С одной стороны помещение чем-то даже напоминало мою рабочую обстановку патолого-анатома, но с другой было неестественно – гиперболизировано, т. е. преувеличено и по форме, и по содержанию. Ярко-красные стены были увешаны различными хирургическими ножами и скальпелями, на противоположной стороне стояли полки с большими круглыми колбами, в которых плавали человеческие мозги, а посередине стоял огромный стол в виде массивного черепа, за которым восседал Вольперт, держа в одной руке скальпель невероятной величины, а в другой такую здоровенную шариковую ручку, которая еле помещалась в его пальцах.

– Присаживайтесь, – показал он скальпелем на белое сиденье в виде черепа поменьше, и я со страхом присел, глядя с заметным волнением на Вольперта.

– Видите, я – профессор, – и Вольперт указал на огромный череп, за которым он восседал, на нем действительно была прикреплена медная табличка: «Профессор Вольперт Н. Н., доктор психиатрических наук».

– Здесь даже написано, что я профессор! Впрочем, вы должны помнить, что лечу я Вас, но исцелю Вас не я!

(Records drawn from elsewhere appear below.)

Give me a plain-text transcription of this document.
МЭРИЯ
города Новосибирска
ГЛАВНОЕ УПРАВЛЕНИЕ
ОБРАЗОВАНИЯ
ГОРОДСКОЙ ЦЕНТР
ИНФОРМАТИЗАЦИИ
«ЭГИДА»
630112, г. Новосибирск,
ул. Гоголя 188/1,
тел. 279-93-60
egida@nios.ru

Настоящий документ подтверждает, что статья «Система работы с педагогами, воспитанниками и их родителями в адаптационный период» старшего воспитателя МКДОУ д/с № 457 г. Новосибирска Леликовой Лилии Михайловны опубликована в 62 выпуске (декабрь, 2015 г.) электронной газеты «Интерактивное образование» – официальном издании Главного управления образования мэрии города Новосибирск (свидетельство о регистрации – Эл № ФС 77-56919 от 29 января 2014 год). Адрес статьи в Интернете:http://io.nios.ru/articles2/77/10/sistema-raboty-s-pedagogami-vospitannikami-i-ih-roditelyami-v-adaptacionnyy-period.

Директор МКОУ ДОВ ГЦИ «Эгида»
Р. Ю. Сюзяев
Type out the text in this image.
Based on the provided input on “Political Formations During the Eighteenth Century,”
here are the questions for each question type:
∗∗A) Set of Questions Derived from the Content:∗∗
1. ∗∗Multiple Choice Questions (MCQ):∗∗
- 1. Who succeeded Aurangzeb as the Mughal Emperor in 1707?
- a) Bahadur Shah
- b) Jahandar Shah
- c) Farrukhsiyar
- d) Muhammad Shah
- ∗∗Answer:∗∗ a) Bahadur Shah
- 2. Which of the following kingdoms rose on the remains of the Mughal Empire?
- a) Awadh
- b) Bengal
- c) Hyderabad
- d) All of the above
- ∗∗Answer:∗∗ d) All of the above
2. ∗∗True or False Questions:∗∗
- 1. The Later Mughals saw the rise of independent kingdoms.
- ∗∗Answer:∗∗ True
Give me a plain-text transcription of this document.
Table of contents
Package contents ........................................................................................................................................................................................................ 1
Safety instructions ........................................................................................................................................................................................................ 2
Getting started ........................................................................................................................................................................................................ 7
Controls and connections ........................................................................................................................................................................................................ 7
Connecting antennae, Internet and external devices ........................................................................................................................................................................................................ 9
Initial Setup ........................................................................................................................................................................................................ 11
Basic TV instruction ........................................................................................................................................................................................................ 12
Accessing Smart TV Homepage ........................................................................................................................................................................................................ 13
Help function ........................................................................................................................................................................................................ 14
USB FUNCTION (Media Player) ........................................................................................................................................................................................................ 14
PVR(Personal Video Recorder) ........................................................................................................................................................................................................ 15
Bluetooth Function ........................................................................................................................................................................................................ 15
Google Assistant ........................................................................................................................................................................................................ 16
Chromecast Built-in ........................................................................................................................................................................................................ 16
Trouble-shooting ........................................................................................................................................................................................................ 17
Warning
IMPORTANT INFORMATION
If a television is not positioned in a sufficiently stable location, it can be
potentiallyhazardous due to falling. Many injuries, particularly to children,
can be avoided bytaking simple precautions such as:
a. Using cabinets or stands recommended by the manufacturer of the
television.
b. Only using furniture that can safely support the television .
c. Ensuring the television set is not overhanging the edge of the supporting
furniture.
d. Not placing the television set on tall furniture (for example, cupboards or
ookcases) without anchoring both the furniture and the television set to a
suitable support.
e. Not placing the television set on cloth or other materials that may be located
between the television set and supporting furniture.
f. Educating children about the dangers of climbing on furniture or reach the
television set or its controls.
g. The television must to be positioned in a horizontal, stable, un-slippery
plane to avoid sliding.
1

– А кто же?! – удивленно спросил я.

– Исцеляет Вас Бог, – прошептал, склонив голову ко мне, Вольперт и прижал палец к губам, – только об этом никому! Просто, если об этом кто-то узнает, то у нас ничего не получится! Я хотел бы применить к Вам некоторые неизвестные психиатрической науке методы в надежде, что они смогут принести Вам некоторую пользу! Однако, если они Вам не помогут и если Вы не сможете никак выздороветь, то это уже будет Ваша вина, а не моя!

– А почему моя?! – опять удивленно я поглядел в очки профессору.

– Потому что я всего лишь пытаюсь Вам помочь! – улыбнулся Вольперт.

– Ну, поскольку вы – профессор, да к тому же доктор психических наук, то я уж наверняка поправлюсь благодаря Вам! Самое главное, что я Вам доверяю!

– То, что достаточно для Вашего понимания, совершенно недостаточно для Вашего выздоровления! – постучал шариковой ручкой по черепу Вольперт.

– Мне кажется, этот череп сделан из мрамора, – поглядел я на импровизированный стол, – поскольку таких людей-черепов не бывает!

– Это настоящий череп, – страстным шепотом изрек Вольперт, – можете осмотреть, если пожелаете, он самый натуральный!

– Может, и реальность Ваша тоже натуральная?! – засмеялся я, тыча пальцем в Вольперта, который тут же хмуро сощурился на меня.

– Все может быть, – тяжело вздохнул Вольперт, и все же если Вы эту реальность назовете ненастоящей, – то она от этого не исчезнет!

Я перестал смеяться и уже с неподдельным ужасом поглядывал на Вольперта.

– Кажется, вы приглашаете меня принять участие в насмешке над самим собой, – скривив губы, прошептал я, ударяя кулаком себя в грудь.